The industry says that it introduced “lighter” brands in good faith based on the science available at the time, and after persuasion from governments in the 1970s. “We acted in conjunction with governments and delivered the low-tar brands,” says Tim Lord, chief executive of the UK Tobacco Manufacturers’ Association. “The government defined the tobacco and nicotine ratings, and we never claimed, or advertised, that low-tar cigarettes were safer.
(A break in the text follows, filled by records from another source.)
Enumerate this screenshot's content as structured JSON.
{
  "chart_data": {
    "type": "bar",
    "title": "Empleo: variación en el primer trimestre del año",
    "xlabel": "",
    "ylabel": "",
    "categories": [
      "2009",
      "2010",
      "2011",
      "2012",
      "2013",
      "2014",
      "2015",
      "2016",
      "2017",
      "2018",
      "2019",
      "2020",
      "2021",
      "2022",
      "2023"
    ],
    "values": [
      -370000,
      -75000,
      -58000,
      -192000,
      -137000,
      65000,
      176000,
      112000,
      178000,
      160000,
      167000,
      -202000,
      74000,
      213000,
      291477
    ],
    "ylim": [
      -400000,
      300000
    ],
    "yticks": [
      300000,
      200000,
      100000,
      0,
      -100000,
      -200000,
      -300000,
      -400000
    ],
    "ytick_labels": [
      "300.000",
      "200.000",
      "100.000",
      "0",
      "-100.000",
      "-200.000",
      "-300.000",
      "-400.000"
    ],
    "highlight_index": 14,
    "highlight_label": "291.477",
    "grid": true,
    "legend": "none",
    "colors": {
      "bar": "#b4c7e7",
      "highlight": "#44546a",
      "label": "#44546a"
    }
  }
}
The only safe cigarette is no cigarette.”
But anti-smoking campaigners say the perception that lighter brands were safer encouraged smokers to carry on instead of quitting. “If smokers had realised, they would have been more likely to quit altogether,” claims Amanda Sanford of the UK anti-smoking group ASH.
Harris’s team also found that all filtered cigarettes with low to medium tar are safer than high-tar cigarettes with no filters at all. People who smoked the unfiltered cigarettes were 44 per cent more likely to develop lung cancer. The study did not look at roll-up cigarettes, but Harris thinks that they are probably just as dangerous as other unfiltered products.
Persuading smokers to switch to filtered cigarettes could save millions of lives in countries where unfiltered ones are still popular, Harris says. While few people in the US or the UK smoke unfiltered cigarettes, a survey in 1996 showed that they accounted for nearly a fifth of sales in places such as eastern Europe, China and France.